The obvious answer as to why receiver Marvin Harrison, Jr. skipped his Friday media availability at the Scouting Combine is this: Because he can.

He doesn’t need to talk to reporters at the Combine. It’s not required. Nothing at the Combine is required. Some have suggested the NFL should mandate full cooperation as part of the Collective Bargaining Agreement. The only problem with this argument is that players who have yet to be drafted aren’t members of the union.

It’s all voluntary. And Harrison chose not to volunteer to talk to reporters.

That’s his prerogative. On the surface, it should be no real surprise that the son of the Hall of Fame receiver who never chose to speak would choose not to speak. At a deeper level, it’s hard not to wonder whether there was a strategic reason for not fielding questions from the assembled media.

For starters, some of the questions are getting stupid. As in Opening Night at the Super Bowl stupid. More importantly, and in a year that has had many wondering whether quarterback Caleb Williams might make a power play, could Harrison be contemplating the possibility of trying to get to a specific team — and/or to avoid one or more other teams?

Harrison, like Williams, hasn’t hired an agent. In this Wild West age of college football, which has rendered the NCAA toothless, it’s fair to wonder whether a player with remaining eligibility to play college football could decide to return to college football if he doesn’t like where he was picked. (We posed this specific question more than a week ago; we have not yet received a response.)

We’re learning one court case at a time that multiple NCAA rules violate antitrust laws. Why should a player lose eligibility to play college football simply by exploring the question of whether to take a job in the NFL? If a college football player explored the possibility of taking any other job and ultimately decided not to do it, he’d be able to keep playing.

With or without an agent, any college player who has not yet signed an NFL contract and who has remaining college eligibility should be allowed to play college football.

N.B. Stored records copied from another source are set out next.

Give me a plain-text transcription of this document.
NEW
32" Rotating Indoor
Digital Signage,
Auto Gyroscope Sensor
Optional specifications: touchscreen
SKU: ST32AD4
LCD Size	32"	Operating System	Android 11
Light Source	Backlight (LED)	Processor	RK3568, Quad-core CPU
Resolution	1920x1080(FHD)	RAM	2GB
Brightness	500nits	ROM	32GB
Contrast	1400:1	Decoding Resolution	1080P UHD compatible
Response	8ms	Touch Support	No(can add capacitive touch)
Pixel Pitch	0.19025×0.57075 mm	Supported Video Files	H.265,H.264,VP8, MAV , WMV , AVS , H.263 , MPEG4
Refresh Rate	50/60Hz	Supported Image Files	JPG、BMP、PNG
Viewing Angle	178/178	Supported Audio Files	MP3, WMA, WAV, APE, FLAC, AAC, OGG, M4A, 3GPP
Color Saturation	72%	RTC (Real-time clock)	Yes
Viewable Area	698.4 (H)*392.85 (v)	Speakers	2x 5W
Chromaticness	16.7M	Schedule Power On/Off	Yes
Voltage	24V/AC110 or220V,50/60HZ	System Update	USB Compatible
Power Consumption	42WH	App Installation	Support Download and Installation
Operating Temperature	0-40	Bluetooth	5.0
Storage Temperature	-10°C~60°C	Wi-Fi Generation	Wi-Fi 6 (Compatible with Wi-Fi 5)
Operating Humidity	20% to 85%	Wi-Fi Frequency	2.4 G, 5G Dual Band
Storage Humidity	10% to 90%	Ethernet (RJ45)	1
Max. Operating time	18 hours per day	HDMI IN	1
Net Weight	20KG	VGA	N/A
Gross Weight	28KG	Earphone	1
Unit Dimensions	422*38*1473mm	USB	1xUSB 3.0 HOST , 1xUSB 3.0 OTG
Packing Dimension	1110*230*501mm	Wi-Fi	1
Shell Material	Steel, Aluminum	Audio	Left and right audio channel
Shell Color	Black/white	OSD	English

Maybe Harrison is thinking about trying to do that, if he doesn’t like where he’s picked. He could return to Ohio State and make millions of NIL dollars. Or he could try to transfer to another school, going to the highest bidder for a year.

Regardless, we don’t know why Harrison didn’t talk. We do know this. By not talking, he avoided getting any questions about whether he has fully and completely submitted to the process of playing pro football — with no potential strategy lurking to return to college football, if he decides he wasn’t picked high enough or by a team he doesn’t want to play for.